Ja, mit einem Doppelpumpset werden normalerweise bessere Ergebnisse erreicht. Erstens spart das gleichzeitige Abpumpen natürlich sehr viel Zeit (50 % um genau zu sein ;-)), UND gleichzeitige Stimu der BW führt i.A. zu höhrerer Hormonausschüttung und damit zu mehr Milchbildung, als dies beim Einzelstillen der Fall ist.
Und zwar, ist es bei meinem kleinen derzeit notwendig ihn ausserhalb der U Untersuchungen regelmäßig zu wiegen? Sprich sollte ich mir eine Waage für ihn anschaffen?

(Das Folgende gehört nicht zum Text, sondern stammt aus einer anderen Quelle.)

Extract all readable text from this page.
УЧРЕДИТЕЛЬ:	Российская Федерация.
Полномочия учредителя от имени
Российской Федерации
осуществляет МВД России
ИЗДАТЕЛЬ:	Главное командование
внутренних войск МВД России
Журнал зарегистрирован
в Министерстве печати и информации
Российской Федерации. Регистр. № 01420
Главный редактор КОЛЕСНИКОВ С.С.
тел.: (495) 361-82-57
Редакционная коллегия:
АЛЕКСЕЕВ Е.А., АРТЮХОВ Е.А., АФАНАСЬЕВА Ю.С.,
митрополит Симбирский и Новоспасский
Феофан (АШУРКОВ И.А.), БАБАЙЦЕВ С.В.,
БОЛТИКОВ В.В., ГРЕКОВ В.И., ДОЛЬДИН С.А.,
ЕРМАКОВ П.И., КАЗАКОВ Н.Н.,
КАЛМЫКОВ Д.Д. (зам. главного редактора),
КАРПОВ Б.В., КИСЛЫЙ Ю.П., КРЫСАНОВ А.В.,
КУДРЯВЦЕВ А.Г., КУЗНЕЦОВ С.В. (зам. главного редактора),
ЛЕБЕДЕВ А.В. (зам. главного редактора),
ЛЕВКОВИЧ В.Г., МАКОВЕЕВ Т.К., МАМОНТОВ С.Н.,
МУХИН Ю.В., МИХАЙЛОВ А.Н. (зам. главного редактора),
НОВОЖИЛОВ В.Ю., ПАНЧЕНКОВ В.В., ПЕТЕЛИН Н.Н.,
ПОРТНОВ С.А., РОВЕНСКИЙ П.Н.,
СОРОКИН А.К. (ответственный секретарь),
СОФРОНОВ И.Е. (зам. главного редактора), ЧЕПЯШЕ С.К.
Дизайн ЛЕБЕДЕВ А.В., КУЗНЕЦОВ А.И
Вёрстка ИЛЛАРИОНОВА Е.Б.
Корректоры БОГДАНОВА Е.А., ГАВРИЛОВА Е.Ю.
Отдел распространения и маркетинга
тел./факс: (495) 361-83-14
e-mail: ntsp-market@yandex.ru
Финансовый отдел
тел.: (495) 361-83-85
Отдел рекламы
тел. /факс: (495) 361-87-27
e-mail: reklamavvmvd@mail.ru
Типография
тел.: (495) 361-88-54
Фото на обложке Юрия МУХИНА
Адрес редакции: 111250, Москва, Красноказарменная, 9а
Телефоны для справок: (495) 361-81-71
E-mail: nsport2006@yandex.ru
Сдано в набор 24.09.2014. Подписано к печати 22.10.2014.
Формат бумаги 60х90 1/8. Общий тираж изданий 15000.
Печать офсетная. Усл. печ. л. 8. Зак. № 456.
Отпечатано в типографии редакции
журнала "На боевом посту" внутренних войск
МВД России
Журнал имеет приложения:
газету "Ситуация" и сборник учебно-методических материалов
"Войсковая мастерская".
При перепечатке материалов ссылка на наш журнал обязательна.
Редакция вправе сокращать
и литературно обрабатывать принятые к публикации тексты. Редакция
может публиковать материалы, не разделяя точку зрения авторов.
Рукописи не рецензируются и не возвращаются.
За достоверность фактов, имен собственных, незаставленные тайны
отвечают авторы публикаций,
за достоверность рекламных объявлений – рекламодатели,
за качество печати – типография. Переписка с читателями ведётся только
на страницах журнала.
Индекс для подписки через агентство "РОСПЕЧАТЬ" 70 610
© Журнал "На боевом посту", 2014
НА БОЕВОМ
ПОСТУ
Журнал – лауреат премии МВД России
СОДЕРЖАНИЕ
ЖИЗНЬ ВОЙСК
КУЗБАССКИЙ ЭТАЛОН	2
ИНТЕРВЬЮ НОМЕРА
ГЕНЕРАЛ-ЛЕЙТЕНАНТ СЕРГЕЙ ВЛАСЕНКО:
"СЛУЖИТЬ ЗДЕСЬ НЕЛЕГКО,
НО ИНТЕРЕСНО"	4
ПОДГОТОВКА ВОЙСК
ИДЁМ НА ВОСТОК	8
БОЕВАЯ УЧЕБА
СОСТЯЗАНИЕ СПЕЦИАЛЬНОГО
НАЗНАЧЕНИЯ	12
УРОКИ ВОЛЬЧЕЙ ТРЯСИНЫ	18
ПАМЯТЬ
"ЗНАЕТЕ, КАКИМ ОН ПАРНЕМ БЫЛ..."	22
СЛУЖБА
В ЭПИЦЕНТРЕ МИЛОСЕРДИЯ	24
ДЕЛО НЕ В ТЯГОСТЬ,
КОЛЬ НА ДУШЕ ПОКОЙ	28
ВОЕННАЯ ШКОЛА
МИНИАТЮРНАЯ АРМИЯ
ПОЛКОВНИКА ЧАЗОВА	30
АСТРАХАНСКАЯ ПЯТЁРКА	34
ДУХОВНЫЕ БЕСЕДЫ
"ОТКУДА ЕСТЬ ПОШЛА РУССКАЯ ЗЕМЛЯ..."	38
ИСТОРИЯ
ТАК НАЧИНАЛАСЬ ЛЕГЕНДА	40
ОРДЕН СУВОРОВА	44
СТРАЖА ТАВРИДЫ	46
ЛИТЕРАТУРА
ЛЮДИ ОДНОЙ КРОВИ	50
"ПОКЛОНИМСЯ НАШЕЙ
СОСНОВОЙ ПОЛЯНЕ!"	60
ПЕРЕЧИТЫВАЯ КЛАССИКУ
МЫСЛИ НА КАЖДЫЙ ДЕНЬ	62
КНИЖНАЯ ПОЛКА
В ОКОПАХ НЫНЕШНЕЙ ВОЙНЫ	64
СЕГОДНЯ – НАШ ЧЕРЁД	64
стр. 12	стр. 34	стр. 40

Ja. Während Zufütterreduktionen ist es unbedingt notwendig, das gute Gedeihen des Babys durch engmaschige Kontrolle aller Kriterien für gutes Gedeihen jederzeit sicher zu stellen. Diese Sicherheit ist nur durch sorgfältige Dokumentation zu haben. Du brauchst also eine moderne, elektronische, geeichte Babywaage (zu kaufen oder in Apotheken zu leihen). Ausführliche Info dazu findest Du in unserer Grundinfo Wiegen und Gewichtsentwicklung. Bitte unbedingt lesen.